Lacroix: “I’m a city girl from the village. Ik meen het: in mijn dorp in Limburg ben ik echt een stadsmeisje, en in een stad voel ik het plattelandsjongetje opspelen. Ik zit nu twee jaar op kot in Mechelen en dat bevalt me, maar ik doe er geen oog toe. Alleen al die auto’s: dat voortdurende lawaai heb je niet in een dorp.”

Noa (lacht).

Lacroix: “Jij begrijpt dat niet, hè? Jij bent door en door een stadsmeisje.”

Noa: “Geboren en getogen! Mijn ouders komen oorspronkelijk uit Bulgarije, en ze hebben me behoorlijk kosmopolitisch opgevoed – in het Nederlands, Engels en Bulgaars. Maar trek ik mijn mond open, dan komt er plat Antwerps uit. Hetzelfde bij mijn zus.

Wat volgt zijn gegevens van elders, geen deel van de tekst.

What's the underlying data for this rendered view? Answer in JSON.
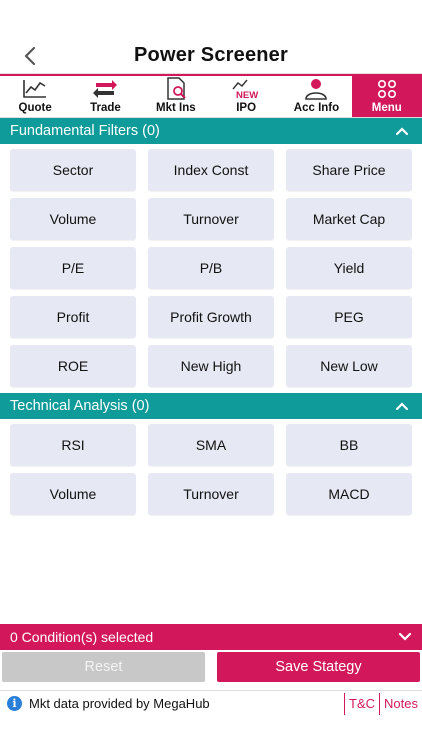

“Op het conservatorium zie ik veel leeftijdsgenoten die niet uit de stad komen. Als zij over hun jeugd vertellen, gaat het over spelen in de weide en op straat, over tuinen waar je vrijelijk in en uit liep, over delen en dingen terugkrijgen. Mijn jeugd in Antwerpen was anders: in de stad word je sneller geconfronteerd met de ruwheid en de wreedheid van de wereld. Maar ik vind dat niet per definitie een nadeel: het heeft er ook voor gezorgd dat ik goed gewapend in het leven sta. Ik val niet om bij elk zuchtje wind.”

Wannes Lacroix (midden): ‘Ik maakte me zorgen over mijn coming-out. Toen zei mijn vader terloops: ‘Ja, Niels, we weten allemaal dat jij niet met een meisje zult thuiskomen, hè.’ Handig!’Beeld Koen Bauters

Jullie zijn officieel volwassen, maar voelt het ook zo?

Spooren: “Eerder als een tussenfase. De deur staat op een kier, maar ik weet niet goed wat ik ermee moet: ze brutaal opentrappen, of het nog even zo laten?”

Lacroix: “Ik ben toch vooral nieuwsgierig. De oceaan ligt voor onze voeten: laten we erin duiken.”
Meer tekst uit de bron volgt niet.